Neste cenário aprazível de uma tarde de verão, começou um tititi entre as crianças. Eu não estava presente então estou recontando em terceira mão o ocorrido.

Num dado momento da brincadeira vem à tona, talvez precocemente, a conversa de quem acha quem bonito. É engraçado porque me lembro de nesta idade começar a ter algum interesse pelos meninos mas ainda de forma bastante ingênua. Beijos (numa rodinha de verdade ou consequência) e  insinuações surgiram por volta dos 10 anos.Resultado de imagem para meninos e meninas brincando 8 anosMiguel revela ao grupo de amigos, composto por três meninas e um menino (fora ele) que achava uma das meninas da roda bonita. A irmã dela o puxa pelo braço e leva para outra área e, à distância, o pai testemunha um ir e vir frenético entre a patota. É o frenesi da descoberta, da identificação com o grupo e da diferenciação entre meninos e meninas.
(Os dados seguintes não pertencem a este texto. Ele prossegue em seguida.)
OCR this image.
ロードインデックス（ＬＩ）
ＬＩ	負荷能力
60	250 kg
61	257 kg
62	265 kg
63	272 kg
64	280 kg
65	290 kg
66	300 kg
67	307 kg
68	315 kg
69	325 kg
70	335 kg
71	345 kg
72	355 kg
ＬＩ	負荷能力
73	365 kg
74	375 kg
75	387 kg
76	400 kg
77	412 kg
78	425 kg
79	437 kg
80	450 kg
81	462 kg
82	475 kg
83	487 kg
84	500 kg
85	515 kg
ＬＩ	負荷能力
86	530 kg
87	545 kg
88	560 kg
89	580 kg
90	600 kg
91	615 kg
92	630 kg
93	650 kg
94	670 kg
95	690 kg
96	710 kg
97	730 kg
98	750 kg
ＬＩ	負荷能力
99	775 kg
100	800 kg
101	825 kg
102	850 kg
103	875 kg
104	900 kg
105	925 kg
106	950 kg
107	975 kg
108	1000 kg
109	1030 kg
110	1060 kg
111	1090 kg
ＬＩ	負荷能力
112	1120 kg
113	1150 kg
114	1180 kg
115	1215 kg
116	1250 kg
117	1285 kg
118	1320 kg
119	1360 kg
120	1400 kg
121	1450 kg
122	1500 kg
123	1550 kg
O que rolou não sabemos ao certo. A pergunta feita foi sobre sua eleita de até então, teria sido esquecida? Substituída? Uma nova paixão? Mas ele desconversou, entre risinhos tímidos e envergonhados. Uma coisa é uma coisa, outra coisa é outra coisa...

Será que houve alguma troca de afeição? Espero que não, que eles se permitam viver a ingenuidade da infância de forma plena, porque uma vez maculados não há volta, o véu do mundo se abre e o caminho de volta é lacrado, é daí pra frente. 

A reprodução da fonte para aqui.